Monday, June 17, 2013

Is This the Future of J.C. Penney?

By  


The apology from J.C. Penney's (NYSE: JCP) in the "We're Listening" campaign seems to be working, at least for now. Customers have been returning to stores in the wake of J.C. Penney re-opening celebrations. During the tenure of a rough year riddled with mistakes and hard-learned lessons, J.C. Penney found that the soul of their customer was driven by super low sale prices and an enthusiasm for home and back to school shopping. 

A Brief Glance Back 
Although changes in management are sometimes inevitable, CEO Ron Johnson was detrimental for the J.C. Penney brand. With a vast variety of mistakes, Ron Johnson led the company in a downward spiral, eventually resulting in his departure. Below is a timeline of this spiral:
June 14, 2011-Ron Johnson named CEO of J.C. Penney (stock at $35.40)
Feb 1, 2012- Eliminates coupons and develops new pricing model of "Everyday Low Prices" ($43.30)
June 18, 2012- CEO Micheal Francis leaves J.C. Penney ($24.30)
July 26, 2012- Johnson reintroduces the word "clearance" into their sales mix ($22.20)
Nov 9, 2012- Customer traffic falls 12% in Q3 ($20.70)
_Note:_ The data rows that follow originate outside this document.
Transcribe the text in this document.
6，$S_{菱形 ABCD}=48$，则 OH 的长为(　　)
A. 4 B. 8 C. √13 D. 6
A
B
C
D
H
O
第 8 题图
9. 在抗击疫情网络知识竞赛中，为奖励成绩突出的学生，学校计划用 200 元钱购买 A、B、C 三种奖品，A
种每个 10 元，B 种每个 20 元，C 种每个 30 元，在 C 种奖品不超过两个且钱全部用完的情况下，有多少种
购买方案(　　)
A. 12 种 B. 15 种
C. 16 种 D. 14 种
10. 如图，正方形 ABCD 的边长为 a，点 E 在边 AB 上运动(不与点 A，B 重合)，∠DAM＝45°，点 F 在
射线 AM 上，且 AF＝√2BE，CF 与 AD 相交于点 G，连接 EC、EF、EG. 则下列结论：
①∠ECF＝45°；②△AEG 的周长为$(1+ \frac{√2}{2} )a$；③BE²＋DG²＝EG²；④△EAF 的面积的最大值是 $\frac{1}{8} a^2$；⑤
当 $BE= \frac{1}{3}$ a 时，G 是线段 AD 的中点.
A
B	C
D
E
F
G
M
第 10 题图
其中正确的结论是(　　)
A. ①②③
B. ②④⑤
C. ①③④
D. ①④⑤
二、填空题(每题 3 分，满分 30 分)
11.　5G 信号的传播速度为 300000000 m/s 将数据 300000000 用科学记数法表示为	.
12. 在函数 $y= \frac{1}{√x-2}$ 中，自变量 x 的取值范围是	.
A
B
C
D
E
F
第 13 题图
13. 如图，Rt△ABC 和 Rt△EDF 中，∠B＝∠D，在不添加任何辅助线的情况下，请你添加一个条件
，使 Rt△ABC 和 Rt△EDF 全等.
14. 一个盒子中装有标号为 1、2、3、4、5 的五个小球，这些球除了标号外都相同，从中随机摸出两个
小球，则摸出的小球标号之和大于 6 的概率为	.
Feb 27, 2013- Same store sales fall 32% in Q4 ($21.20)
April 5- J.C. Penney backer said Johnson made "big mistakes" ($15.90)
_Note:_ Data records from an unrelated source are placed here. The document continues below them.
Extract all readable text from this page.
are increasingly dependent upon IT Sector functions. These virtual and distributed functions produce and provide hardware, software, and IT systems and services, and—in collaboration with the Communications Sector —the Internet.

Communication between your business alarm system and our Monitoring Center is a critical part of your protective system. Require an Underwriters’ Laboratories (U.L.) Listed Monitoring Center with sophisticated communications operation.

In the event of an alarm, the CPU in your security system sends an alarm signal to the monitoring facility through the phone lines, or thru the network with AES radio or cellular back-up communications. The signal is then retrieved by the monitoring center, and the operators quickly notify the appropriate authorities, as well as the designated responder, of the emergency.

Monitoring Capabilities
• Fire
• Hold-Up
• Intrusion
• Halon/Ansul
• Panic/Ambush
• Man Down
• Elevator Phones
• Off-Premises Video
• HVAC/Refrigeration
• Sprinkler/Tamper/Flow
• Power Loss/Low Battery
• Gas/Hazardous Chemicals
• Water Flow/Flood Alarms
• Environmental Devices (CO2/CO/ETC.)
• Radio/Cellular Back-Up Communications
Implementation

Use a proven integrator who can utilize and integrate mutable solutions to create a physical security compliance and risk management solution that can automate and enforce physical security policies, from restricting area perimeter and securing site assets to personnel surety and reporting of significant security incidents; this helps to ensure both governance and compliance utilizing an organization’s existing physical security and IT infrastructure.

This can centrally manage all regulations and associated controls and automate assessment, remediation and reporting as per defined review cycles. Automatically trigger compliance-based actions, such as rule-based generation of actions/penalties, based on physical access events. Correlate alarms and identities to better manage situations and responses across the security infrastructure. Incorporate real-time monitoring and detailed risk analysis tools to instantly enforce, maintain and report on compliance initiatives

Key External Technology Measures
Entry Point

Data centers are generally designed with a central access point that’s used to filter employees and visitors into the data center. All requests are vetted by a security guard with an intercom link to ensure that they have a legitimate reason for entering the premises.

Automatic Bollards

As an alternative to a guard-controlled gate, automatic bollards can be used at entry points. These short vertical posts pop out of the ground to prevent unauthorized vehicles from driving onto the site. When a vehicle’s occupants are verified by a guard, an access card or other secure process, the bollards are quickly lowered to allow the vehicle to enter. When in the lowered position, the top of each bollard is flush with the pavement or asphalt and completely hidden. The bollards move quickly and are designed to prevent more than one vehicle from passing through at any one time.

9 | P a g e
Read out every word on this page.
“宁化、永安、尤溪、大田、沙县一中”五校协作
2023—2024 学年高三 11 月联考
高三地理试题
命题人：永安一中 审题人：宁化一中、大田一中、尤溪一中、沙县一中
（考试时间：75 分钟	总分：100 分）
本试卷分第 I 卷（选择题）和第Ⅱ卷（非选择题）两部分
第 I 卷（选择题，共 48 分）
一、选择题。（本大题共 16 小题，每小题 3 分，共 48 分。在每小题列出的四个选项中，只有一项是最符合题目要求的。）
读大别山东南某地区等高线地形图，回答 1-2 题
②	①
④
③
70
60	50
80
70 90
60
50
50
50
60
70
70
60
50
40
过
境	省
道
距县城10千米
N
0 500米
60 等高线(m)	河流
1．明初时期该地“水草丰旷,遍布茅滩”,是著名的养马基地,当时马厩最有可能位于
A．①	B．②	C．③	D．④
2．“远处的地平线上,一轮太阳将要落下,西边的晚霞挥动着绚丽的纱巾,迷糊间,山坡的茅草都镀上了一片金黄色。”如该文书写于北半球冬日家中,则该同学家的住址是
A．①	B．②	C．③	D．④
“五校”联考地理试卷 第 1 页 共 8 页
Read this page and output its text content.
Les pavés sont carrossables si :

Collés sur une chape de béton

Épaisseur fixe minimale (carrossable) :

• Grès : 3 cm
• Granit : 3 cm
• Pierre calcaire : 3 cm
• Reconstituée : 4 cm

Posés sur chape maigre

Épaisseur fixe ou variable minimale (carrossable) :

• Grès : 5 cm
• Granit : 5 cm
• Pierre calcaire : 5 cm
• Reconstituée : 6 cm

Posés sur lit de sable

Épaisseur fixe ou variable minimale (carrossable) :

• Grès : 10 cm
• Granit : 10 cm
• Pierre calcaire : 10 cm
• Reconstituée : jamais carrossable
April 8. J.C. Penney ousts CEO Ron Johnson
Back to Home 
J.C. Penney hosted a nationwide house warming event in celebration of a grand re-opening. With names like Michael Graves Design, MarthaHome, Happy Chic by Jonathan Adler, Design by Conra, BODUM, ORDNING&REDA, J.C. Penney hopes to re-attract the market that they lost during their pricing flop. One of the core brands that J.C. Penney showcased during the housewarming event is Martha Stewart Living (NYSE: MSO)
Martha Stewart has faced some tough battles in years past. With share prices declining 93.13% since the IPO, and EPS declining to -$0.83, it looks like the golden years are over for this home fashion mogul. Revenues declined 12.6 million for the quarter, partially due to restructuring costs and operational expenses. All properties held by Martha Stewart declined, with the largest decline in Broadcasting by 4.2 million. 
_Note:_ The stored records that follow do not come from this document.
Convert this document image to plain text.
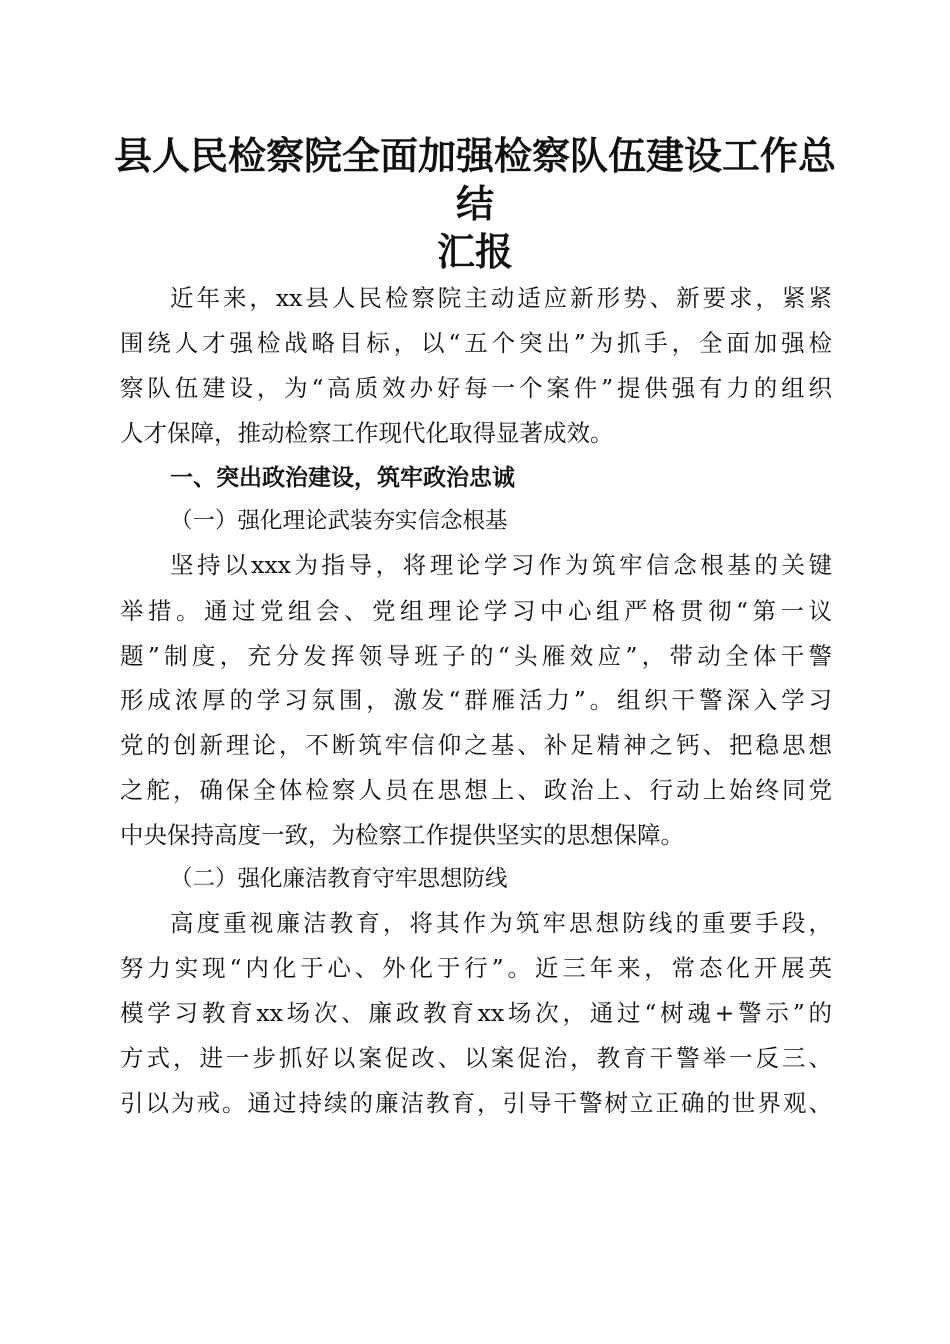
县人民检察院全面加强检察队伍建设工作总结
汇报

近年来，xx县人民检察院主动适应新形势、新要求，紧紧

围绕人才强检战略目标，以“五个突出”为抓手，全面加强检

察队伍建设，为“高质效办好每一个案件”提供强有力的组织

人才保障，推动检察工作现代化取得显著成效。

一、突出政治建设，筑牢政治忠诚

（一）强化理论武装夯实信念根基

坚持以xxx为指导，将理论学习作为筑牢信念根基的关键

举措。通过党组会、党组理论学习中心组严格贯彻“第一议

题”制度，充分发挥领导班子的“头雁效应”，带动全体干警

形成浓厚的学习氛围，激发“群雁活力”。组织干警深入学习

党的创新理论，不断筑牢信仰之基、补足精神之钙、把稳思想

之舵，确保全体检察人员在思想上、政治上、行动上始终同党

中央保持高度一致，为检察工作提供坚实的思想保障。

（二）强化廉洁教育守牢思想防线

高度重视廉洁教育，将其作为筑牢思想防线的重要手段，

努力实现“内化于心、外化于行”。近三年来，常态化开展英

模学习教育xx场次、廉政教育xx场次，通过“树魂+警示”的

方式，进一步抓好以案促改、以案促治，教育干警举一反三、

引以为戒。通过持续的廉洁教育，引导干警树立正确的世界观、
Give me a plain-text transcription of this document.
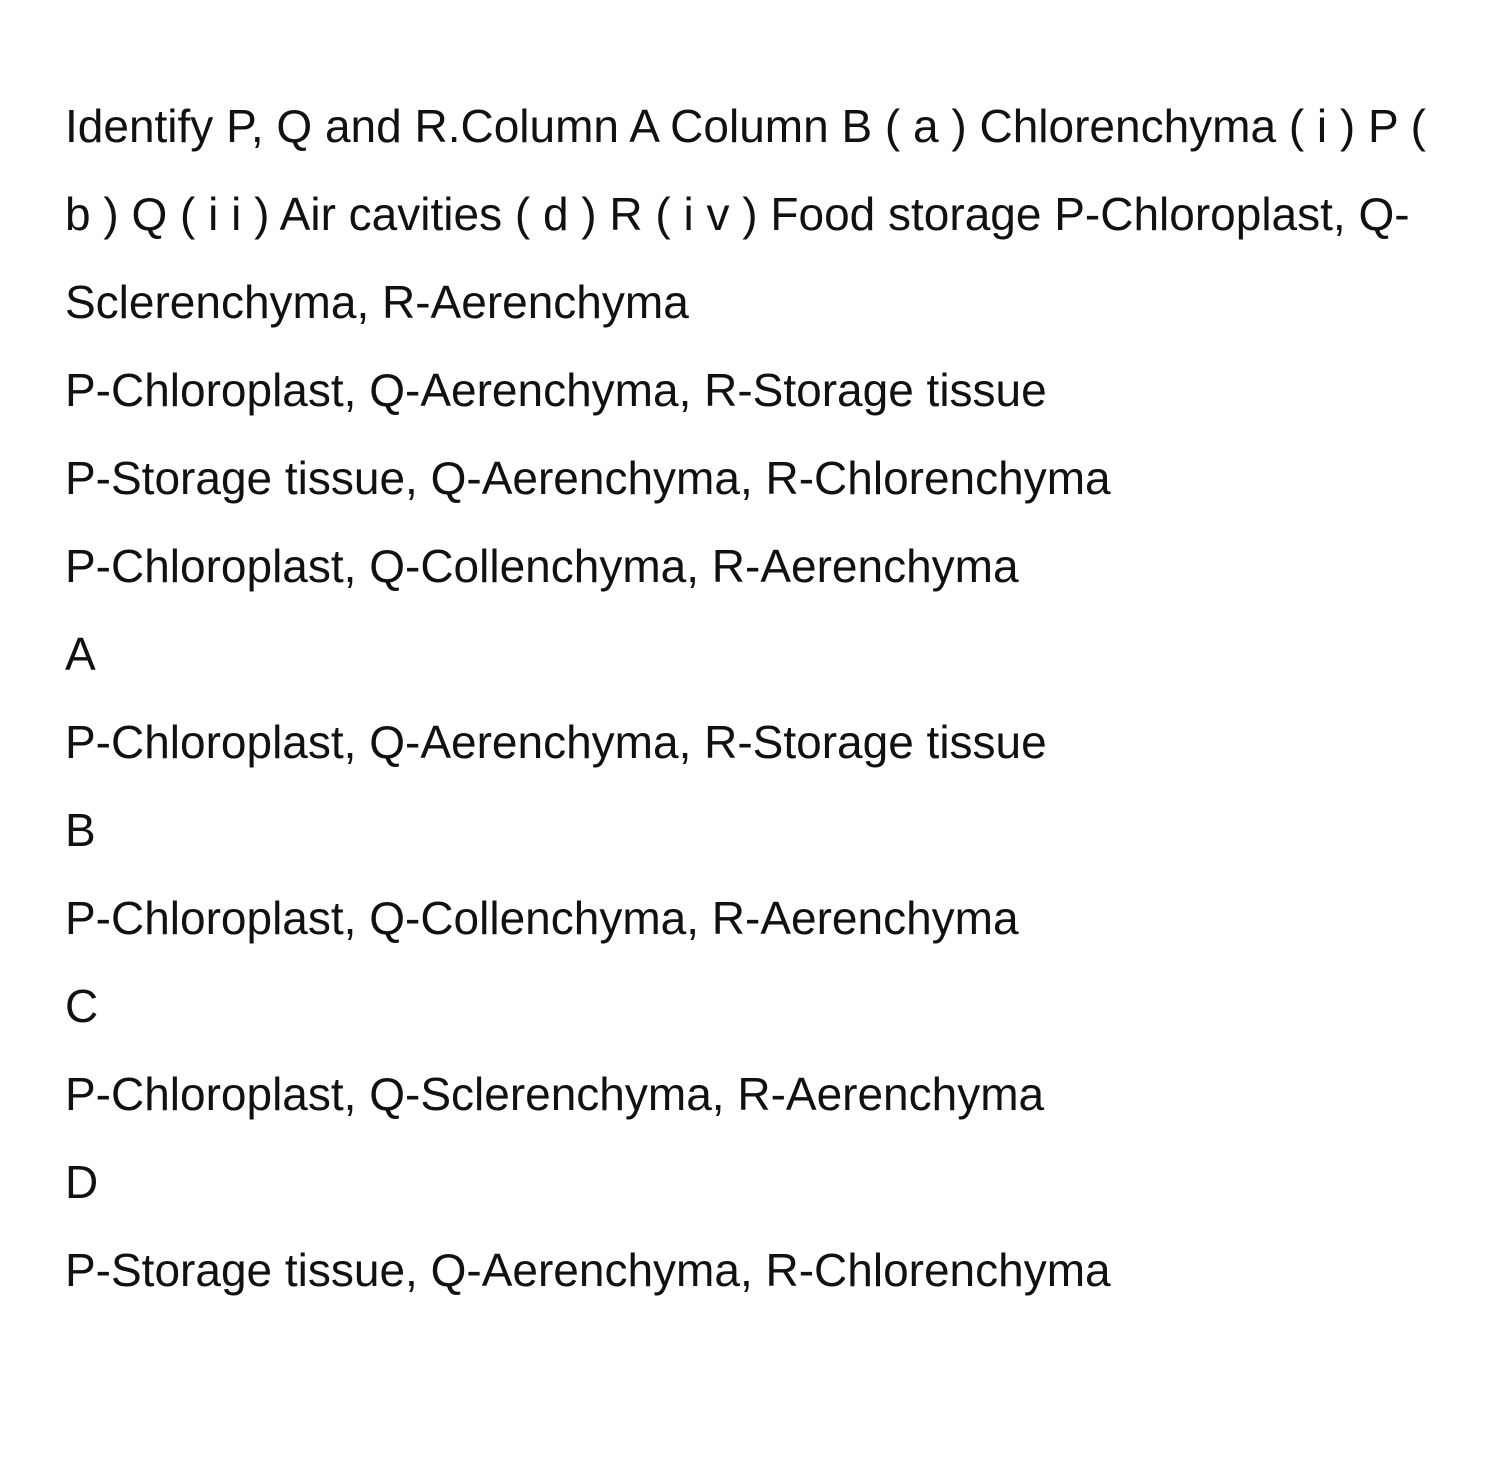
Identify P, Q and R.Column A Column B ( a ) Chlorenchyma ( i ) P ( b ) Q ( i i ) Air cavities ( d ) R ( i v ) Food storage P-Chloroplast, Q-Sclerenchyma, R-Aerenchyma

P-Chloroplast, Q-Aerenchyma, R-Storage tissue

P-Storage tissue, Q-Aerenchyma, R-Chlorenchyma

P-Chloroplast, Q-Collenchyma, R-Aerenchyma

A

P-Chloroplast, Q-Aerenchyma, R-Storage tissue

B

P-Chloroplast, Q-Collenchyma, R-Aerenchyma

C

P-Chloroplast, Q-Sclerenchyma, R-Aerenchyma

D

P-Storage tissue, Q-Aerenchyma, R-Chlorenchyma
Unfortunately for Martha, the legal battle doesn't end. Competitor Macy's (NYSE:M) claims that they exclusively hold rights to the Martha name, with claims that J.C. Penney infringed on their property rights. 
Macy's profited from the downfall of J.C. Penney, with sales exceeding $6.387 billion, up 4% for the quarter. Expected comparable sales are estimated to grow approximately 3.5 percent in 2013. Both Bloomingdale's and Macy's exceeded expectations, leaving battered J.C. Penney in the dust. What was the reason for this? A pricing model that drove away core customers elsewhere for household goods. 
Originally, J.C. Penney had fought for the same customer that also shopped at Macy's, along with Target, Kohl's and Dillard's. This kind of customer was value driven and also appreciated quality products found at bargain prices. The psychology of coupon-cutting for bargain bin deals was at the heart of the customer that shopped at J.C. Penney. Confused by a new pricing strategy, these customers fled and bargain-shopped at other retail outlets instead, driving up profits at other stores. 
The Foolish Bottom Line 
Although J.C. Penney is keeping cool through the storm, they have a lot of ground to gain with bringing back their core customer base. With the return of CEO Myron “Mike” Ullman, the tables have turned around slightly for this battled retailer. Share price has been up 14% since the former CEO took over. With first quarter results at $2.635 billion, things might be more cheerful for this apparel and home furnishing retailer.